The two men were part of a large group from the West Papua National Authority, a mass-based pro-independence group allied with the Federal Republic of West Papua. Maniamboy was reportedly appointed chief of Yawama Regency by the Federal Republic of West Papua, after that group declared the restoration of independence at the Third Papuan People’s Congress in October 2011.
Edison Kendi and Yan Piet Maniamboi have been detained by Indonesian police since 9 August 2012. The two activists were arrested for organising a nonviolent march in support of the United Nations International Day of Indigenous People.
According to Papuans Behind Bars at the end of June 2013 57 Papuan political prisoners were in jail. All are held for nonviolently expressing political opinions, a right acknowledge by the Indonesian constitution. However, in the case of pro-independence activists in West Papua, Papuans right to free speech is not upheld.
The treatment of Papuan political prisoners is gaining increasing international attention and sparking some new forms of protest. Australian Aboriginal Elder, Kevin Buzzacott from the Arabunna nation in South Australia, together with Jacob Rumbiak, Foreign Affairs Minister for the Federal Republic of West Papua and a large group of West Papuans and Australian supporters are currently travelling by land and sea to West Papua where they plan to meet pro-independence activists.

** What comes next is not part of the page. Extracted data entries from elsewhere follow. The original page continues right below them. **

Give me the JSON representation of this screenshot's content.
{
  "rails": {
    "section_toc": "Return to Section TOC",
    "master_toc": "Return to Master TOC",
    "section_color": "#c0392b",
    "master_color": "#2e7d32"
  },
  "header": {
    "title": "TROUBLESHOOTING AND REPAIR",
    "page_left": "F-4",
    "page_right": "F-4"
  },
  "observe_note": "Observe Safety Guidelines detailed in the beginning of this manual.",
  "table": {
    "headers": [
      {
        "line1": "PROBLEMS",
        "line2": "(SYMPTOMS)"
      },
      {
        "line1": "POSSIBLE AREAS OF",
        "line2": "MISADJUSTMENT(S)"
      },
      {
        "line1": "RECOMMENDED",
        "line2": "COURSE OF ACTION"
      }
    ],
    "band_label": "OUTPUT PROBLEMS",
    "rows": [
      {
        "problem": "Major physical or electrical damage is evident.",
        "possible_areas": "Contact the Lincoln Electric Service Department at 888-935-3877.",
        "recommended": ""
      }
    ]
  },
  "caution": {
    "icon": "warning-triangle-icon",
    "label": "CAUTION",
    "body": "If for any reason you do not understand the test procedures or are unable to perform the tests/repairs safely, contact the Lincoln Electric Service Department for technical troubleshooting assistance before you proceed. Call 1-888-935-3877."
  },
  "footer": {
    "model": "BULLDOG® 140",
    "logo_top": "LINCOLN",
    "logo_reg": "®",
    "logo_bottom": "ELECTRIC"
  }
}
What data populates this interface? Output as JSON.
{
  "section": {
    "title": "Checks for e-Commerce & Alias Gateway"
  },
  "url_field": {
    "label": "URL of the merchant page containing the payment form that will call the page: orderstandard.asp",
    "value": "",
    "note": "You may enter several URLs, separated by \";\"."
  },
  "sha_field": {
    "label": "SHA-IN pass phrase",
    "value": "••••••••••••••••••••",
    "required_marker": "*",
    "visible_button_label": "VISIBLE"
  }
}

Activists from the West Papua National Authority are planning a welcoming ceremony. Both Buzzacott and Rumbiak say the Freedom Flotilla is part of a plan to revitalise ancient cultural ties between Australia and West Papua.
“We have a responsibility to care for our brothers and sisters from across the water” said Buzzacott.
The Indonesian government has not yet made a public statement about whether the Freedom Flotilla will be allowed to enter West Papua.